Agrippina, Barbican review - over-the-top comic brilliance | reviews, news & interviews
Agrippina, Barbican review - over-the-top comic brilliance
Agrippina, Barbican review - over-the-top comic brilliance
Handel's Roman comedy gets a bit Carry On Up The Capitol
Flirtations and fragile alliances, lies, betrayals, schemes and the ever-present promise of sex – Love Island may be back on our screens next week, but it has nothing on Handel's Agrippina. Imperial Rome is the backdrop for one of the composer’s most deliciously cynical comedies, where love is an afterthought and power is the only game in town.
Agrippina is the original tiger mother, conniving to put the Imperial laurel wreath on her son Nero’s head. Kingmaker, ringmaster, seductress, éminence grise – it’s a gift of a role, and one seized with both hands by mezzo Joyce DiDonato, the raison d’être of this touring concert staging by Il Pomo d’Oro. Already seen in Madrid, Paris, Luxembourg and Barcelona, it arrives at the Barbican as a slick and seriously shiny package, albeit not perhaps quite the one originally promised.
Three of the eight cast members are late substitutes for those originally advertised (no Lemieux, Orlinski or Lewek), but there’s nothing second-string about the final line-up. DiDonato dominates, radiating star-power, but there’s plenty of counter-weight in Franco Fagioli’s grotesque Nero, Xavier Sabata’s sweetly sincere Ottone, Luca Pisaroni’s Claudio and Elsa Benoit’s minx of a Poppea (pictured below with Fagioli).

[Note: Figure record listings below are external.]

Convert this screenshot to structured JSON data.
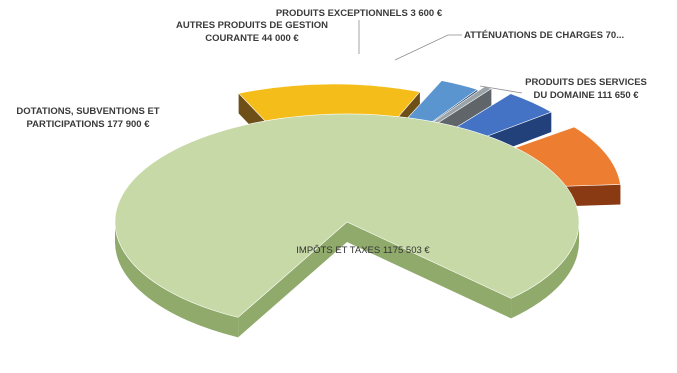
{
  "chart_data": {
    "type": "pie",
    "style": "3d-exploded",
    "title": "",
    "legend": "none",
    "slices": [
      {
        "label_lines": [
          "IMPÔTS ET TAXES 1175 503 €"
        ],
        "value": 1175503,
        "color": "#c6d9a6",
        "dark": "#8faa6b"
      },
      {
        "label_lines": [
          "DOTATIONS, SUBVENTIONS ET",
          "PARTICIPATIONS 177 900 €"
        ],
        "value": 177900,
        "color": "#f5bd1a",
        "dark": "#6e4f18"
      },
      {
        "label_lines": [
          "AUTRES PRODUITS DE GESTION",
          "COURANTE 44 000 €"
        ],
        "value": 44000,
        "color": "#5a95d0",
        "dark": "#26426a"
      },
      {
        "label_lines": [
          "PRODUITS EXCEPTIONNELS 3 600 €"
        ],
        "value": 3600,
        "color": "#9aa3a8",
        "dark": "#5f6569"
      },
      {
        "label_lines": [
          "ATTÉNUATIONS DE CHARGES 70..."
        ],
        "value": 70000,
        "color": "#4472c4",
        "dark": "#22407a"
      },
      {
        "label_lines": [
          "PRODUITS DES SERVICES",
          "DU DOMAINE 111 650 €"
        ],
        "value": 111650,
        "color": "#ed7d31",
        "dark": "#8a3a12"
      }
    ]
  }
}
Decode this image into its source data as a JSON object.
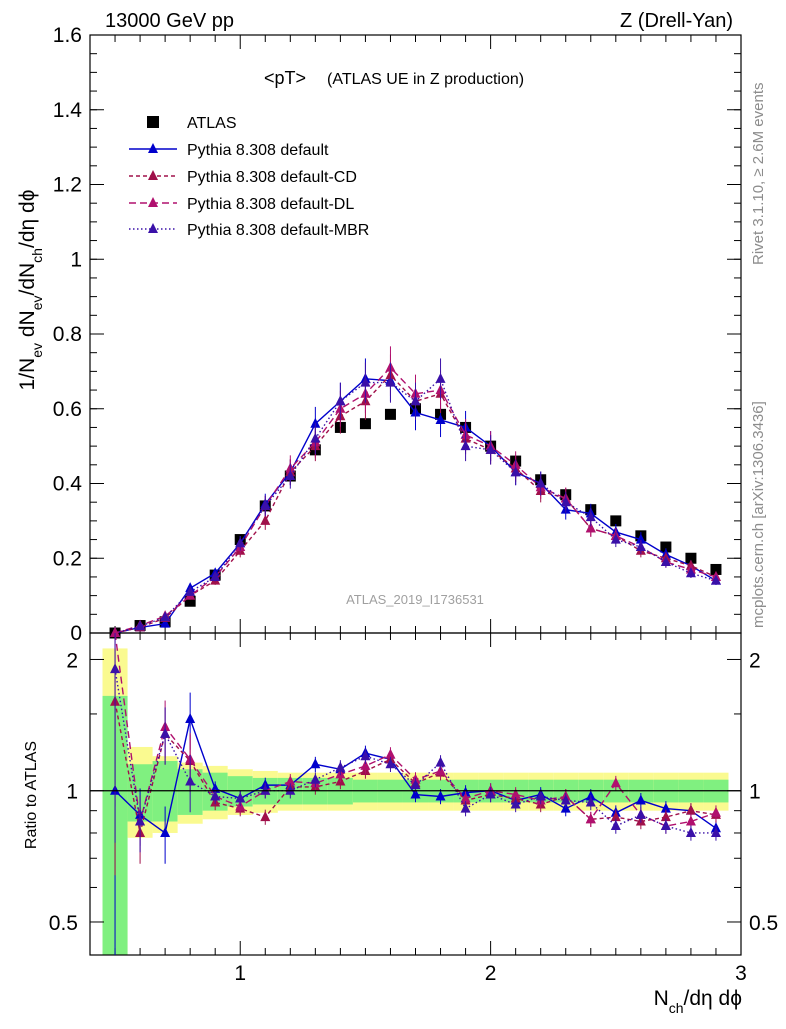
{
  "header": {
    "left": "13000 GeV pp",
    "right": "Z (Drell-Yan)"
  },
  "plot_title_main": "<pT>",
  "plot_title_sub": "(ATLAS UE in Z production)",
  "side_label_top": "Rivet 3.1.10, ≥ 2.6M events",
  "side_label_bottom": "mcplots.cern.ch [arXiv:1306.3436]",
  "analysis_label": "ATLAS_2019_I1736531",
  "ratio_axis_label": "Ratio to ATLAS",
  "colors": {
    "data": "#000000",
    "default": "#0000cc",
    "cd": "#a0104a",
    "dl": "#b0106e",
    "mbr": "#3a10a8",
    "band_inner": "#80f080",
    "band_outer": "#fafa90"
  },
  "chart_data": [
    {
      "type": "scatter",
      "panel": "main",
      "xlabel": "N_ch/dη dϕ",
      "ylabel": "1/N_ev dN_ev/dN_ch/dη dϕ",
      "xlim": [
        0.4,
        3.0
      ],
      "ylim": [
        0.0,
        1.6
      ],
      "yticks": [
        "0",
        "0.2",
        "0.4",
        "0.6",
        "0.8",
        "1",
        "1.2",
        "1.4",
        "1.6"
      ],
      "legend_position": "top-left",
      "legend": [
        "ATLAS",
        "Pythia 8.308 default",
        "Pythia 8.308 default-CD",
        "Pythia 8.308 default-DL",
        "Pythia 8.308 default-MBR"
      ],
      "x": [
        0.5,
        0.6,
        0.7,
        0.8,
        0.9,
        1.0,
        1.1,
        1.2,
        1.3,
        1.4,
        1.5,
        1.6,
        1.7,
        1.8,
        1.9,
        2.0,
        2.1,
        2.2,
        2.3,
        2.4,
        2.5,
        2.6,
        2.7,
        2.8,
        2.9
      ],
      "series": [
        {
          "name": "ATLAS",
          "values": [
            0.0,
            0.02,
            0.03,
            0.085,
            0.155,
            0.25,
            0.34,
            0.42,
            0.49,
            0.55,
            0.56,
            0.585,
            0.6,
            0.585,
            0.55,
            0.5,
            0.46,
            0.41,
            0.37,
            0.33,
            0.3,
            0.26,
            0.23,
            0.2,
            0.17
          ]
        },
        {
          "name": "Pythia 8.308 default",
          "values": [
            0.0,
            0.015,
            0.025,
            0.12,
            0.16,
            0.24,
            0.345,
            0.43,
            0.56,
            0.62,
            0.68,
            0.675,
            0.59,
            0.57,
            0.55,
            0.5,
            0.43,
            0.4,
            0.33,
            0.32,
            0.27,
            0.25,
            0.21,
            0.18,
            0.14
          ]
        },
        {
          "name": "Pythia 8.308 default-CD",
          "values": [
            0.0,
            0.015,
            0.04,
            0.1,
            0.14,
            0.22,
            0.3,
            0.43,
            0.5,
            0.58,
            0.62,
            0.69,
            0.62,
            0.64,
            0.52,
            0.49,
            0.44,
            0.38,
            0.36,
            0.28,
            0.26,
            0.22,
            0.2,
            0.18,
            0.15
          ]
        },
        {
          "name": "Pythia 8.308 default-DL",
          "values": [
            0.0,
            0.02,
            0.045,
            0.1,
            0.15,
            0.23,
            0.34,
            0.44,
            0.51,
            0.6,
            0.64,
            0.71,
            0.64,
            0.65,
            0.53,
            0.5,
            0.45,
            0.39,
            0.36,
            0.28,
            0.26,
            0.23,
            0.19,
            0.17,
            0.15
          ]
        },
        {
          "name": "Pythia 8.308 default-MBR",
          "values": [
            0.0,
            0.018,
            0.042,
            0.11,
            0.15,
            0.24,
            0.34,
            0.42,
            0.52,
            0.62,
            0.67,
            0.67,
            0.62,
            0.68,
            0.5,
            0.49,
            0.43,
            0.4,
            0.35,
            0.31,
            0.25,
            0.23,
            0.19,
            0.16,
            0.14
          ]
        }
      ]
    },
    {
      "type": "scatter",
      "panel": "ratio",
      "xlabel": "N_ch/dη dϕ",
      "ylabel": "Ratio to ATLAS",
      "xlim": [
        0.4,
        3.0
      ],
      "ylim": [
        0.42,
        2.3
      ],
      "log_y": true,
      "yticks": [
        "0.5",
        "1",
        "2"
      ],
      "xticks": [
        "1",
        "2",
        "3"
      ],
      "x": [
        0.5,
        0.6,
        0.7,
        0.8,
        0.9,
        1.0,
        1.1,
        1.2,
        1.3,
        1.4,
        1.5,
        1.6,
        1.7,
        1.8,
        1.9,
        2.0,
        2.1,
        2.2,
        2.3,
        2.4,
        2.5,
        2.6,
        2.7,
        2.8,
        2.9
      ],
      "band_inner": [
        [
          0.35,
          1.65
        ],
        [
          0.85,
          1.15
        ],
        [
          0.85,
          1.17
        ],
        [
          0.88,
          1.12
        ],
        [
          0.9,
          1.1
        ],
        [
          0.92,
          1.08
        ],
        [
          0.93,
          1.07
        ],
        [
          0.93,
          1.07
        ],
        [
          0.93,
          1.07
        ],
        [
          0.93,
          1.07
        ],
        [
          0.94,
          1.06
        ],
        [
          0.94,
          1.06
        ],
        [
          0.94,
          1.06
        ],
        [
          0.94,
          1.06
        ],
        [
          0.94,
          1.06
        ],
        [
          0.94,
          1.06
        ],
        [
          0.94,
          1.06
        ],
        [
          0.94,
          1.06
        ],
        [
          0.94,
          1.06
        ],
        [
          0.94,
          1.06
        ],
        [
          0.94,
          1.06
        ],
        [
          0.94,
          1.06
        ],
        [
          0.94,
          1.06
        ],
        [
          0.94,
          1.06
        ],
        [
          0.94,
          1.06
        ]
      ],
      "band_outer": [
        [
          0.35,
          2.12
        ],
        [
          0.78,
          1.26
        ],
        [
          0.8,
          1.2
        ],
        [
          0.84,
          1.16
        ],
        [
          0.86,
          1.14
        ],
        [
          0.88,
          1.12
        ],
        [
          0.89,
          1.11
        ],
        [
          0.9,
          1.1
        ],
        [
          0.9,
          1.1
        ],
        [
          0.9,
          1.1
        ],
        [
          0.9,
          1.1
        ],
        [
          0.9,
          1.1
        ],
        [
          0.9,
          1.1
        ],
        [
          0.9,
          1.1
        ],
        [
          0.9,
          1.1
        ],
        [
          0.9,
          1.1
        ],
        [
          0.9,
          1.1
        ],
        [
          0.9,
          1.1
        ],
        [
          0.9,
          1.1
        ],
        [
          0.9,
          1.1
        ],
        [
          0.9,
          1.1
        ],
        [
          0.9,
          1.1
        ],
        [
          0.9,
          1.1
        ],
        [
          0.9,
          1.1
        ],
        [
          0.9,
          1.1
        ]
      ],
      "series": [
        {
          "name": "Pythia 8.308 default",
          "values": [
            1.0,
            0.88,
            0.8,
            1.46,
            1.01,
            0.96,
            1.03,
            1.03,
            1.15,
            1.12,
            1.22,
            1.18,
            0.98,
            0.97,
            0.99,
            1.0,
            0.95,
            0.98,
            0.91,
            0.97,
            0.89,
            0.95,
            0.91,
            0.9,
            0.82
          ]
        },
        {
          "name": "Pythia 8.308 default-CD",
          "values": [
            1.6,
            0.8,
            1.35,
            1.17,
            0.94,
            0.91,
            0.87,
            1.02,
            1.02,
            1.05,
            1.11,
            1.18,
            1.04,
            1.1,
            0.95,
            0.98,
            0.96,
            0.93,
            0.97,
            0.86,
            0.87,
            0.85,
            0.87,
            0.9,
            0.88
          ]
        },
        {
          "name": "Pythia 8.308 default-DL",
          "values": [
            2.3,
            0.85,
            1.4,
            1.18,
            0.97,
            0.92,
            1.0,
            1.05,
            1.04,
            1.09,
            1.14,
            1.21,
            1.06,
            1.11,
            0.96,
            1.0,
            0.98,
            0.95,
            0.97,
            0.86,
            1.04,
            0.88,
            0.83,
            0.85,
            0.89
          ]
        },
        {
          "name": "Pythia 8.308 default-MBR",
          "values": [
            1.9,
            0.85,
            1.35,
            1.05,
            0.97,
            0.96,
            1.0,
            1.0,
            1.06,
            1.13,
            1.2,
            1.15,
            1.03,
            1.16,
            0.91,
            0.98,
            0.93,
            0.97,
            0.95,
            0.94,
            0.83,
            0.88,
            0.83,
            0.8,
            0.8
          ]
        }
      ]
    }
  ]
}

No director is credited for a semi-staging that does as much as it can – perhaps a little too much – behind the scaffolding of scores and music stands. DiDonato made it clear from her first entry that this political drama is to be played for laughs, and the audience responded enthusiastically. But somewhere between DiDonato ruffling conductor Maxim Emelyanychev’s hair and directing her own accompaniment with flamboyant wrist-flicks and Fagioli’s physical clowning as Nero things reach a level of camp that’s hard to come back from dramatically. In some ways it’s a brilliant trick, baiting the trap with plenty of easy laughs before sending it slamming shut with Agrippina’s shattering “Pensieri, voi mi tormentati”, but it’s one that risks distorting the humanity that Handel always finds in his subjects, however twisted and corrupted.

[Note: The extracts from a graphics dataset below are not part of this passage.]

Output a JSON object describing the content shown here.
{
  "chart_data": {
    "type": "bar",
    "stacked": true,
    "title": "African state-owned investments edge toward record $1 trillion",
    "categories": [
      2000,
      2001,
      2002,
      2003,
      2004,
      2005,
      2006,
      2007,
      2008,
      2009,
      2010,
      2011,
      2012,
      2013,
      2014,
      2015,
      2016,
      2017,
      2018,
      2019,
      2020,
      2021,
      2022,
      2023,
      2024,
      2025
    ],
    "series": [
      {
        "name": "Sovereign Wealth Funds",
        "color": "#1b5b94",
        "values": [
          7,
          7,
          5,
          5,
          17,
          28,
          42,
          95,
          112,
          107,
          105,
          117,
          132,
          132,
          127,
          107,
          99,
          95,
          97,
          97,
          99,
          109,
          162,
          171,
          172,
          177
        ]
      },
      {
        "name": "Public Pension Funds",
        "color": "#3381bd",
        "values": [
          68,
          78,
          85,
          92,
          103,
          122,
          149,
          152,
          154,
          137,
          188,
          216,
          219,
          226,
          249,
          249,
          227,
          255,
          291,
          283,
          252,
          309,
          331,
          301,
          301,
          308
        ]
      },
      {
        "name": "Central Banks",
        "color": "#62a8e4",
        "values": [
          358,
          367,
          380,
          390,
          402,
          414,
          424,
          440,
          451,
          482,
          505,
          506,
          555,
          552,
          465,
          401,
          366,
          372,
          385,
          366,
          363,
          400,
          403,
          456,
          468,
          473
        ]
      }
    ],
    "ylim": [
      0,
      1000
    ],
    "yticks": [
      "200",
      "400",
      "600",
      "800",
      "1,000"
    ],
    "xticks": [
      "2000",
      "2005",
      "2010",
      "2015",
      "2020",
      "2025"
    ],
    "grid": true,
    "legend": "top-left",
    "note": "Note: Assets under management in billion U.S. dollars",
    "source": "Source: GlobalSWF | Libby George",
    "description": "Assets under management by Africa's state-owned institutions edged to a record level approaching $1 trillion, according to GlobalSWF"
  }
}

DiDonato is on commanding form – volleys of coloratura clean as rifle-fire, her “Pensieri” a tragic soliloquy of Shakespearean scope and weight. There’s nothing spontaneous about a performance in which every inflection and gesture has been meticulously thought and planned and honed; it’s both blessing and curse, enabling complete technical security while occasionally (“Ogni vento”) becoming over-worked.

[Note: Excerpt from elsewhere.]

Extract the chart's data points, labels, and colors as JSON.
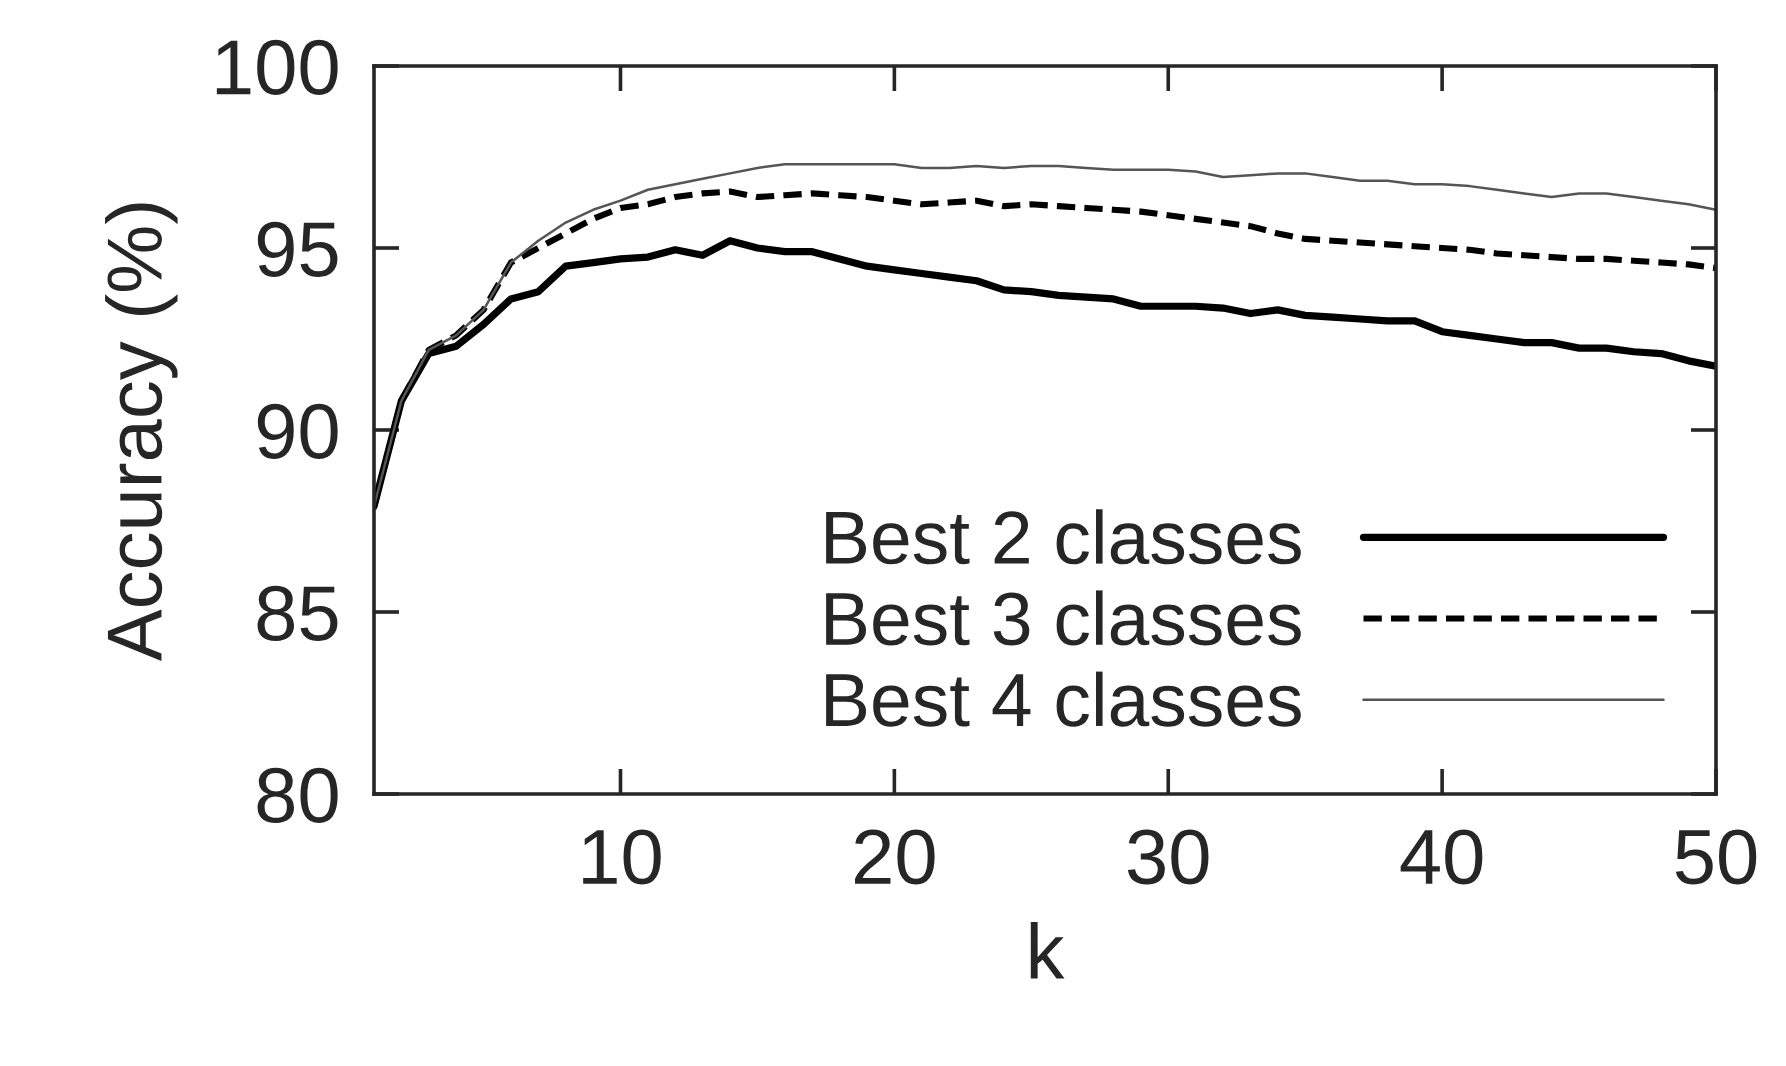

In Fagioli and Sabata she is flanked by two contrasting voices and personalities. There are no sharp edges on Sabata’s baroque flute of a countertenor. Soft-grained and woody it makes for an exquisite “Vaghe fonti”, duetting delightfully with the two solo recorders, Emelyanychev adding trickling springs to his inventive accompaniment. Where Sabata is creamy smooth, Fagioli’s voice has an acid kick to it, a sting that projects sharp and bright. It’s an astonishing instrument – agile and with a seemingly limitless range – but not everyone will love what he does with it. Chewing each phrase in his mouth, gurning with visible effort, he turns mummy’s boy and pawn Nero into a grotesque, pleasure-seeking panto-villain. It’s supremely entertaining, but not the subtlest of takes.
Pisaroni is an anchoring presence as Claudio, generating real heat in his lustful cavatina “Vieni o cara”, and well matched in Elsa Benoit’s schemer-in-training Poppea. There’s strong comic support and a fine handful of arias from countertenor Carlo Vistoli (Narciso) and bass Andrea Mastroni (Pallante). Il Pomo d’Oro are all zesty bite and attack under Emelyanychev’s demonstrative direction – brilliantly entertaining and just slightly over the top, like everything else about this performance.